ERA MILINEAL : GENERASI RENTAN GANGGUAN MENTAL By : fitahaawan
- qonsulinpedia
- 14 Feb 2019
- 2 menit membaca
Diperbarui: 27 Feb 2019

Seperti yang telah kita ketahui, generasi milenial digadang-gadang sebagai generasi yang lengket dengan teknologi. Perkembangan teknologi yang begitu pesat dan terbarukan membawa transisi yang signifikan dalam aspek kehidupan. Penelitian menunjukkan bahwa generasi milineal mengalami krisis terhadap kesehatan mental. Penelitian di New York yang dilakukan oleh dr. Glen Geyer pada tahun 2017, sebanyak 59% responden milenial dilaporkan mengalami gangguan psikologikal, khususnya depresi dan kecemasan.
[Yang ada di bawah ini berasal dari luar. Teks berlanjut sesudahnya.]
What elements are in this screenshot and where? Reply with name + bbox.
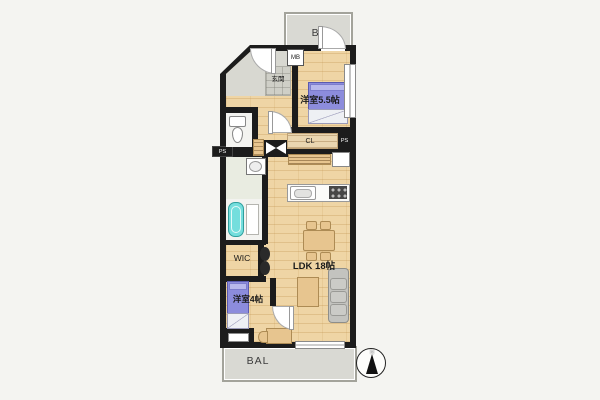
compass-north-label: N <box>357 350 387 356</box>
pipe-space-left: PS <box>212 146 233 157</box>
entrance-door-leaf <box>271 48 276 74</box>
bathroom-door <box>246 204 259 235</box>
pipe-space-right: PS <box>338 133 351 150</box>
walk-in-closet-label: WIC <box>224 254 260 263</box>
bedroom-second-window <box>228 333 249 342</box>
ldk-window <box>295 341 345 349</box>
dining-chair <box>320 221 331 230</box>
dining-table <box>303 230 335 251</box>
compass-needle <box>366 354 378 374</box>
bed-pillow <box>310 84 346 91</box>
bathtub-inner <box>231 206 241 233</box>
sofa-cushion <box>330 304 347 316</box>
wall-segment <box>270 278 276 306</box>
ldk-label: LDK 18帖 <box>290 262 338 272</box>
folding-door-leaf <box>266 142 276 154</box>
meter-box: MB <box>287 49 304 66</box>
dining-chair <box>306 221 317 230</box>
sofa-cushion <box>330 291 347 303</box>
compass-icon: N <box>356 348 386 378</box>
wic-door-icon <box>260 247 270 261</box>
balcony-door-leaf <box>318 26 323 49</box>
dining-chair <box>306 252 317 261</box>
bedroom-door-leaf <box>289 306 294 330</box>
wic-door-icon <box>260 261 270 275</box>
sofa-cushion <box>330 278 347 290</box>
floor-plan: BAL BAL 玄関 PS PS MB WIC CL <box>0 0 600 400</box>
balcony-bottom-label: BAL <box>238 356 278 367</box>
folding-door-leaf <box>276 142 286 154</box>
entrance-label: 玄関 <box>265 77 291 84</box>
kitchen-back-counter <box>288 154 331 165</box>
bedroom-main-window <box>344 64 356 118</box>
bedroom-second-label: 洋室4帖 <box>226 295 270 304</box>
refrigerator-space <box>332 152 350 167</box>
bed-pillow <box>229 283 247 290</box>
desk <box>266 328 292 344</box>
desk-chair <box>258 331 268 343</box>
kitchen-sink-basin <box>294 189 312 198</box>
coffee-table <box>297 277 319 307</box>
bedroom-main-label: 洋室5.5帖 <box>294 96 346 105</box>
bed-sheet <box>227 313 249 329</box>
hall-cabinet <box>253 139 264 156</box>
toilet-tank <box>229 116 246 127</box>
stove-icon <box>329 186 347 199</box>
folding-door-icon <box>264 140 288 157</box>
closet-label: CL <box>300 138 320 145</box>
dining-chair <box>320 252 331 261</box>
bed-sheet <box>308 109 348 124</box>
washbasin-bowl <box>249 161 262 172</box>
hall-door-leaf <box>268 111 273 134</box>
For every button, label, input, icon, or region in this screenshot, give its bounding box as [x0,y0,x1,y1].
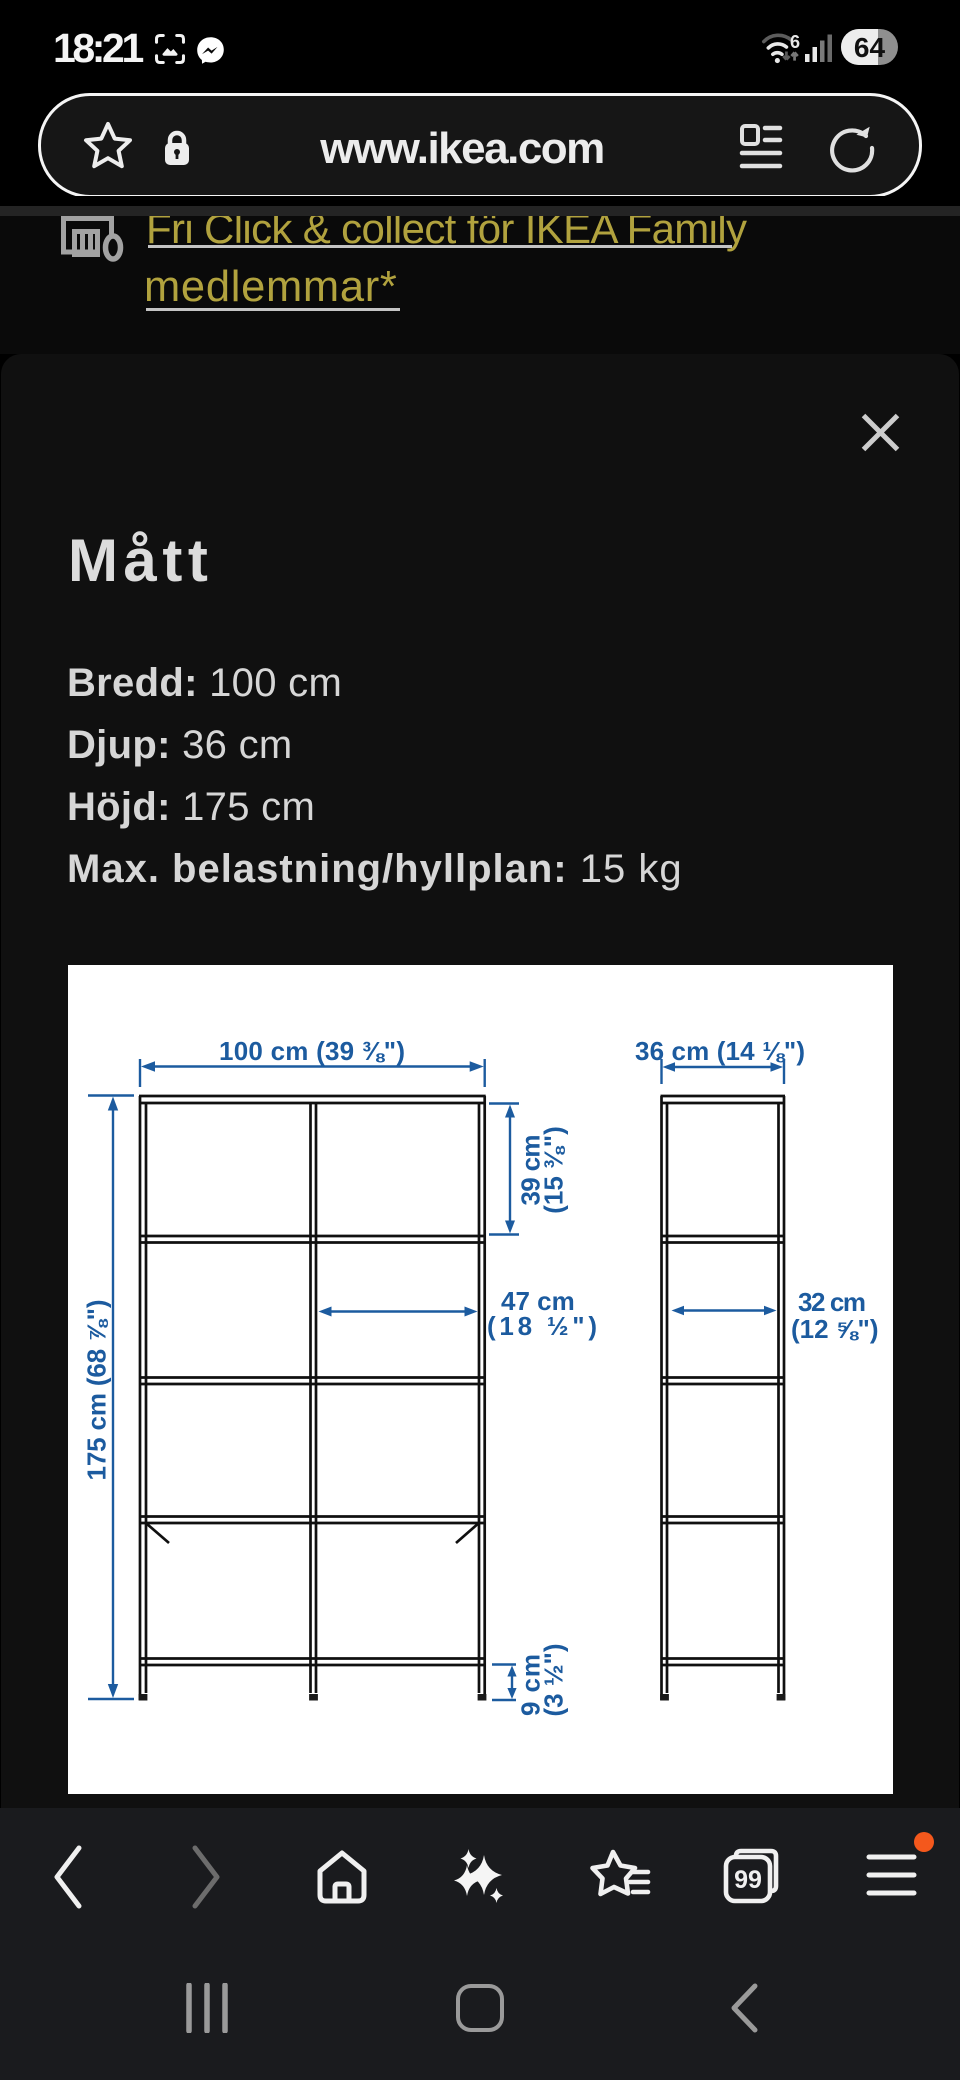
svg-text:(15 ⅜"): (15 ⅜") [539,1126,569,1213]
svg-text:6: 6 [790,32,800,52]
svg-text:36 cm (14 ⅛"): 36 cm (14 ⅛") [635,1036,805,1066]
svg-text:99: 99 [734,1866,762,1894]
svg-text:100 cm (39 ⅜"): 100 cm (39 ⅜") [219,1036,405,1066]
svg-text:(18 ½"): (18 ½") [487,1311,597,1341]
svg-text:175 cm (68 ⅞"): 175 cm (68 ⅞") [82,1300,112,1481]
svg-text:(3 ½"): (3 ½") [539,1643,569,1716]
svg-text:32 cm: 32 cm [798,1287,866,1317]
svg-text:(12 ⅝"): (12 ⅝") [791,1314,878,1344]
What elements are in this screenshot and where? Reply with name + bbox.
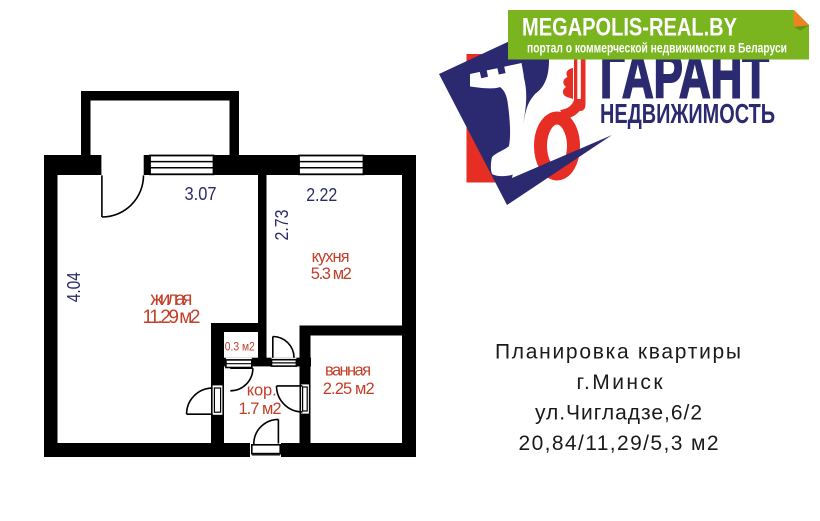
svg-text:НЕДВИЖИМОСТЬ: НЕДВИЖИМОСТЬ bbox=[600, 98, 775, 129]
svg-text:ванная: ванная bbox=[325, 362, 371, 380]
svg-text:5.3 м2: 5.3 м2 bbox=[311, 265, 352, 283]
svg-text:20,84/11,29/5,3 м2: 20,84/11,29/5,3 м2 bbox=[519, 432, 719, 455]
svg-text:2.22: 2.22 bbox=[306, 184, 337, 205]
svg-text:кор.: кор. bbox=[247, 382, 277, 400]
svg-text:ул.Чигладзе,6/2: ул.Чигладзе,6/2 bbox=[535, 402, 702, 425]
svg-text:2.25 м2: 2.25 м2 bbox=[323, 380, 375, 398]
svg-text:кухня: кухня bbox=[312, 248, 350, 266]
svg-text:3.07: 3.07 bbox=[185, 183, 217, 204]
svg-text:Планировка квартиры: Планировка квартиры bbox=[495, 341, 741, 364]
svg-text:11.29 м2: 11.29 м2 bbox=[143, 307, 201, 328]
svg-text:портал о коммерческой недвижим: портал о коммерческой недвижимости в Бел… bbox=[527, 41, 787, 56]
svg-text:г.Минск: г.Минск bbox=[577, 371, 664, 394]
svg-text:2.73: 2.73 bbox=[271, 210, 292, 241]
svg-text:MEGAPOLIS-REAL.BY: MEGAPOLIS-REAL.BY bbox=[522, 14, 737, 42]
svg-text:0.3 м2: 0.3 м2 bbox=[225, 340, 255, 354]
svg-text:4.04: 4.04 bbox=[63, 272, 84, 302]
svg-text:1.7 м2: 1.7 м2 bbox=[239, 400, 282, 418]
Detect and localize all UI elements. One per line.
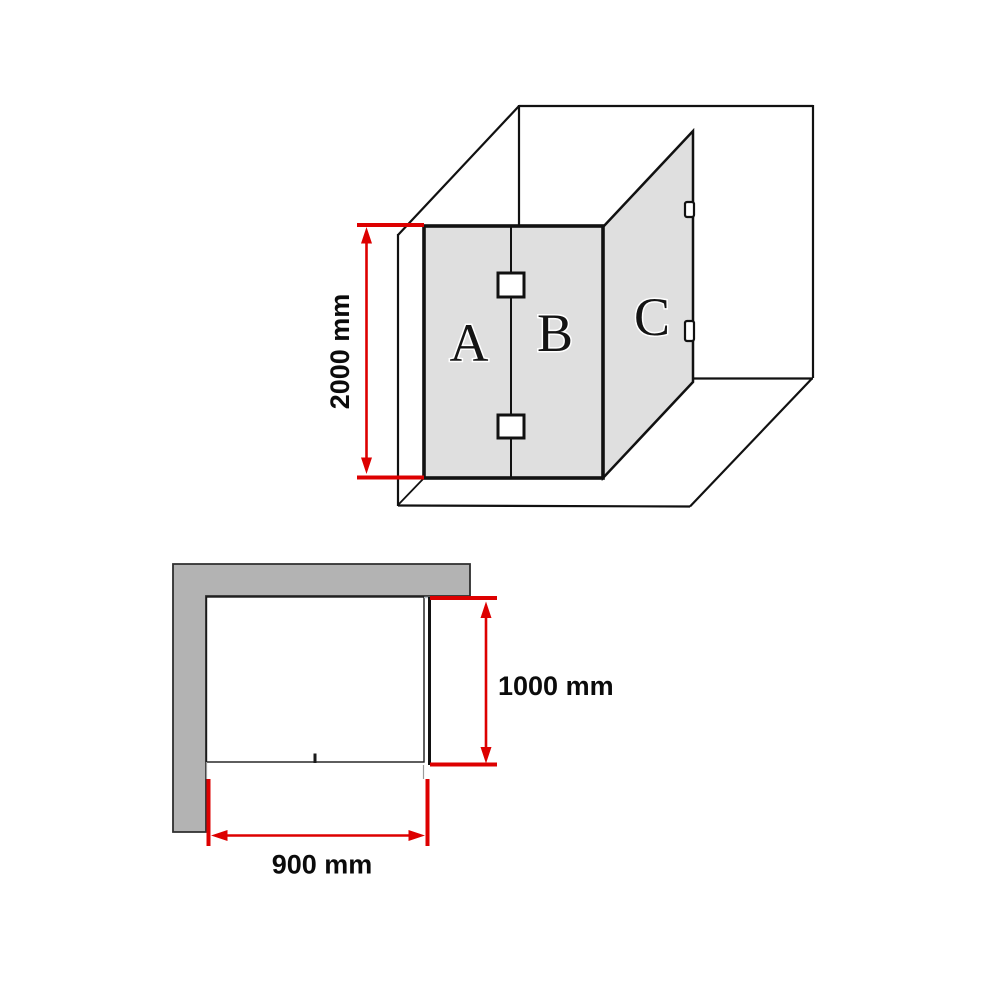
height-dim-arrow-up [361, 227, 372, 244]
floor-front-edge [398, 506, 690, 507]
width-dimension [209, 779, 428, 846]
left-wall-top-diagonal [398, 106, 519, 235]
width-dim-arrow-right [409, 830, 426, 841]
depth-dimension [430, 598, 497, 765]
height-dimension-label: 2000 mm [325, 294, 355, 410]
shower-screen-dimension-diagram: A B C 2000 mm 1000 mm 900 mm [0, 0, 1000, 1000]
plan-view [173, 564, 470, 832]
panel-c-label: C [634, 287, 670, 347]
depth-dim-arrow-down [481, 747, 492, 764]
depth-dimension-label: 1000 mm [498, 671, 614, 701]
panel-a-label: A [450, 313, 489, 373]
hinge-top [498, 273, 524, 297]
width-dimension-label: 900 mm [272, 850, 373, 880]
panel-b-label: B [537, 303, 573, 363]
floor-left-diagonal [398, 478, 424, 505]
width-dim-arrow-left [211, 830, 228, 841]
diagram-canvas: A B C 2000 mm 1000 mm 900 mm [0, 0, 1000, 1000]
hinge-bottom [498, 415, 524, 438]
height-dimension [357, 225, 424, 478]
wall-bracket-top [685, 202, 694, 217]
height-dim-arrow-down [361, 458, 372, 475]
floor-right-diagonal [690, 379, 812, 507]
plan-shower-tray [207, 597, 425, 762]
plan-panel-joint-tick [314, 754, 317, 764]
wall-bracket-bottom [685, 321, 694, 341]
depth-dim-arrow-up [481, 602, 492, 619]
Mengapa hal tersebut dapat terjadi? Seperti yang dilansir dalam artikel MapHealth Management, 2018, dampak buruk teknologi telah mencapai 42%, terutama pada penggunaan gadget yang cenderung overuse dan hyperconnected, khususnya media sosial. Melalui portal media sosial, kaum milenial akan menemukan berbagai jenis komunitas, mulai dari yang biasa saja, kaum sosialita, sampai dengan sebutan Crazy Rich Indonesian. Penggunaan media yang tidak bijak menjadikan kaum milineal cenderung membandingkan kondisi hidupnya dengan orang lain, bahkan sampai kehilangan kepercayaan diri dan merasa hidupnya tidak lebih baik dari orang lain. Hal inilah yang berdampak pada kesehatan mental seseorang dan cukup sulit untuk dideteksi lebih dini.
Tidak hanya itu, kondisi semakin memprihatinkan dengan adanya cyber bullying, percobaan bunuh diri, dan kecenderungan mengakses video/game yang berbau kekerasan serta permasalahan hidup yang menumpuk. Hal ini terlihat pada data International Centre for Research on Woman (ICRW) pada tahun 2015 yang menemukan fakta bahwa 84% siswa mengaku pernah mengalami kekerasan dan 75% siswa mengaku melakukan kekerasan. Selain itu, data WHO, 2018 menunjukkan bahwa bunuh diri merupakan penyebab kematian no. 2 terbesar pada usia 15-29 tahun. Depresi menjadi salah satu penyebab dan diperkirakan 300 juta orang mengalami depresi.
Terkait hal tersebut, hal ini tentu menjadi isu yang begitu penting untuk dicarikan solusinya mengingat beragam kasus akan memberikan dampak serius bagi kesehatan jiwa yang berujung pada aksi bunuh diri. Para sobat Ulin, masa muda merupakan masa-masa untuk berkarya dan membuat memori yang indah. Aksi bunuh diri bukanlah pilihan untuk mengakhiri permasalahan. Jika merasa permasalahan begitu menggunung dan tidak ditemukan jalan keluar, mari saling bercerita keluh kesah minimal kepada salah satu orang tua atau teman terdekat yang mengerti dan paham betul terkait diri anda. No Health without Mental Health!